Initiative vorgestellt Bundesregierung will gegen Einsamkeit vorgehen
Nicht erst seit Corona sind Menschen einsam - doch die Pandemie verstärkt das Problem. Familienministerin Spiegel hat nun ein "Kompetenznetz Einsamkeit" gestartet. Es soll praktische Hilfen geben und die Forschung vorantreiben.
Ungefähr jede zehnte in Deutschland lebende Person fühlt sich oft oder sehr oft einsam. Manche Menschen sind aber auch gern allein. Bundesfamilienministerin Anne Spiegel von den Grünen beschreibt, wann Einsamkeit zur Aufgabe für die Gesellschaft wird: "Wenn man raus will aus der Isolation und es nicht schafft, genau dann wird Einsamkeit zum Problem - wenn man darunter leidet", so Spiegel.
Einsamkeit hat Folgen
Und dieses Leiden hat Nebenwirkungen.
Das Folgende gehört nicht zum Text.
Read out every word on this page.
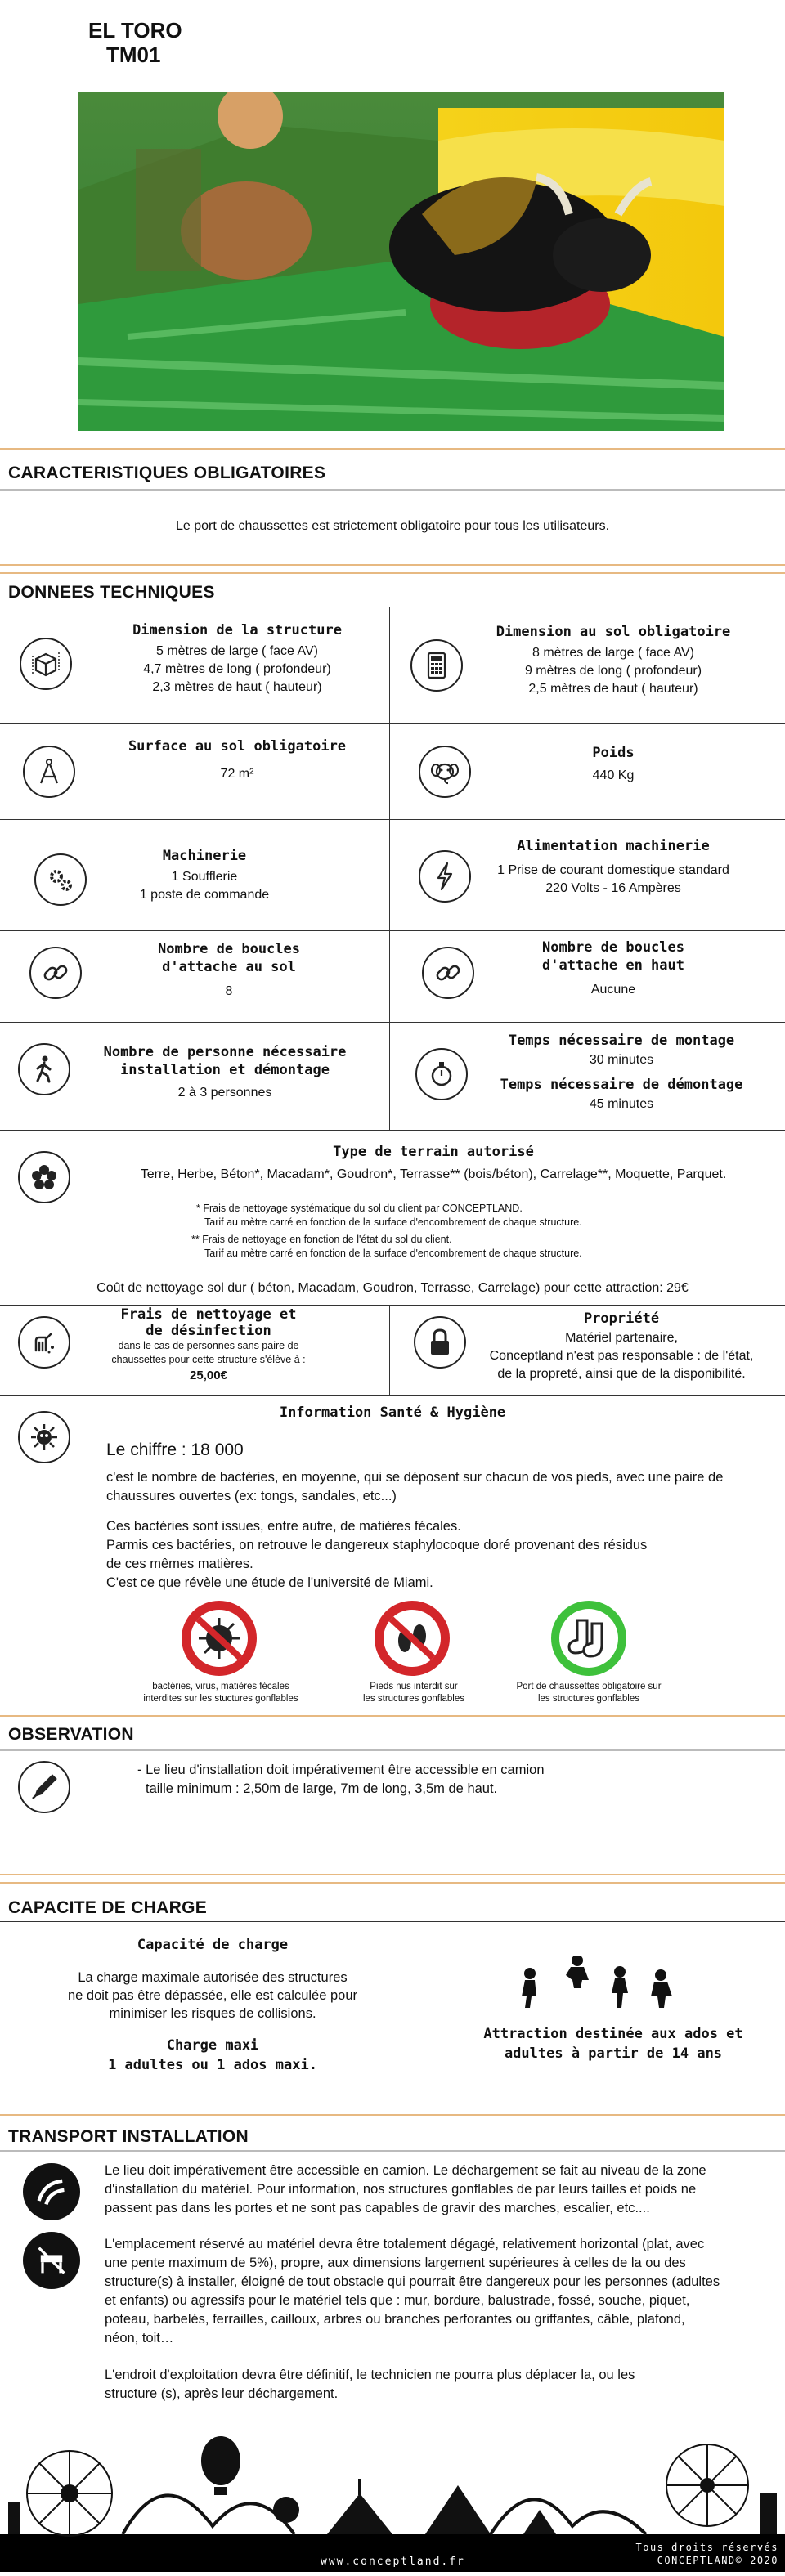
EL TORO
TM01
CARACTERISTIQUES OBLIGATOIRES
Le port de chaussettes est strictement obligatoire pour tous les utilisateurs.
DONNEES TECHNIQUES
Dimension de la structure
5 mètres de large ( face AV)
4,7 mètres de long ( profondeur)
2,3 mètres de haut ( hauteur)
Dimension au sol obligatoire
8 mètres de large ( face AV)
9 mètres de long ( profondeur)
2,5 mètres de haut ( hauteur)
Surface au sol obligatoire
72 m²
Poids
440 Kg
Machinerie
1 Soufflerie
1 poste de commande
Alimentation machinerie
1 Prise de courant domestique standard
220 Volts - 16 Ampères
Nombre de boucles
d'attache au sol
8
Nombre de boucles
d'attache en haut
Aucune
Nombre de personne nécessaire
installation et démontage
2 à 3 personnes
Temps nécessaire de montage
30 minutes
Temps nécessaire de démontage
45 minutes
Type de terrain autorisé
Terre, Herbe, Béton*, Macadam*, Goudron*, Terrasse** (bois/béton), Carrelage**, Moquette, Parquet.
* Frais de nettoyage systématique du sol du client par CONCEPTLAND.
Tarif au mètre carré en fonction de la surface d'encombrement de chaque structure.
** Frais de nettoyage en fonction de l'état du sol du client.
Tarif au mètre carré en fonction de la surface d'encombrement de chaque structure.
Coût de nettoyage sol dur ( béton, Macadam, Goudron, Terrasse, Carrelage) pour cette attraction: 29€
Frais de nettoyage et
de désinfection
dans le cas de personnes sans paire de
chaussettes pour cette structure s'élève à :
25,00€
Propriété
Matériel partenaire,
Conceptland n'est pas responsable : de l'état,
de la propreté, ainsi que de la disponibilité.
Information Santé & Hygiène
Le chiffre : 18 000
c'est le nombre de bactéries, en moyenne, qui se déposent sur chacun de vos pieds, avec une paire de
chaussures ouvertes (ex: tongs, sandales, etc...)
Ces bactéries sont issues, entre autre, de matières fécales.
Parmis ces bactéries, on retrouve le dangereux staphylocoque doré provenant des résidus
de ces mêmes matières.
C'est ce que révèle une étude de l'université de Miami.
bactéries, virus, matières fécales
interdites sur les stuctures gonflables
Pieds nus interdit sur
les structures gonflables
Port de chaussettes obligatoire sur
les structures gonflables
OBSERVATION
- Le lieu d'installation doit impérativement être accessible en camion
taille minimum : 2,50m de large, 7m de long, 3,5m de haut.
CAPACITE DE CHARGE
Capacité de charge
La charge maximale autorisée des structures
ne doit pas être dépassée, elle est calculée pour
minimiser les risques de collisions.
Charge maxi
1 adultes ou 1 ados maxi.
Attraction destinée aux ados et
adultes à partir de 14 ans
TRANSPORT INSTALLATION
Le lieu doit impérativement être accessible en camion. Le déchargement se fait au niveau de la zone
d'installation du matériel. Pour information, nos structures gonflables de par leurs tailles et poids ne
passent pas dans les portes et ne sont pas capables de gravir des marches, escalier, etc....
L'emplacement réservé au matériel devra être totalement dégagé, relativement horizontal (plat, avec
une pente maximum de 5%), propre, aux dimensions largement supérieures à celles de la ou des
structure(s) à installer, éloigné de tout obstacle qui pourrait être dangereux pour les personnes (adultes
et enfants) ou agressifs pour le matériel tels que : mur, bordure, balustrade, fossé, souche, piquet,
poteau, barbelés, ferrailles, cailloux, arbres ou branches perforantes ou griffantes, câble, plafond,
néon, toit…
L'endroit d'exploitation devra être définitif, le technicien ne pourra plus déplacer la, ou les
structure (s), après leur déchargement.
www.conceptland.fr
Tous droits réservés
CONCEPTLAND© 2020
Die Psychologieprofessorin Maike Luhmann forscht zum Thema Einsamkeit: "Zum Beispiel wissen wir, dass Menschen, die einsam sind, eher unter einer schlechteren psychischen Gesundheit leiden, eher einen ungesunden Lebensstil, eine verringerte Stressresistenz haben - und sogar finanzielle Probleme wurden mit Einsamkeit in Verbindung gebracht."
Solche Effekte der Einsamkeit, aber auch die Ursachen und was man dagegen tun kann - über alles dies weiß man noch zu wenig. Das "Kompetenznetz Einsamkeit" will Forschungsergebnisse und praktische Erfahrungen sammeln und weitergeben. Gut eine Million Euro gibt es dafür vom Ministerium.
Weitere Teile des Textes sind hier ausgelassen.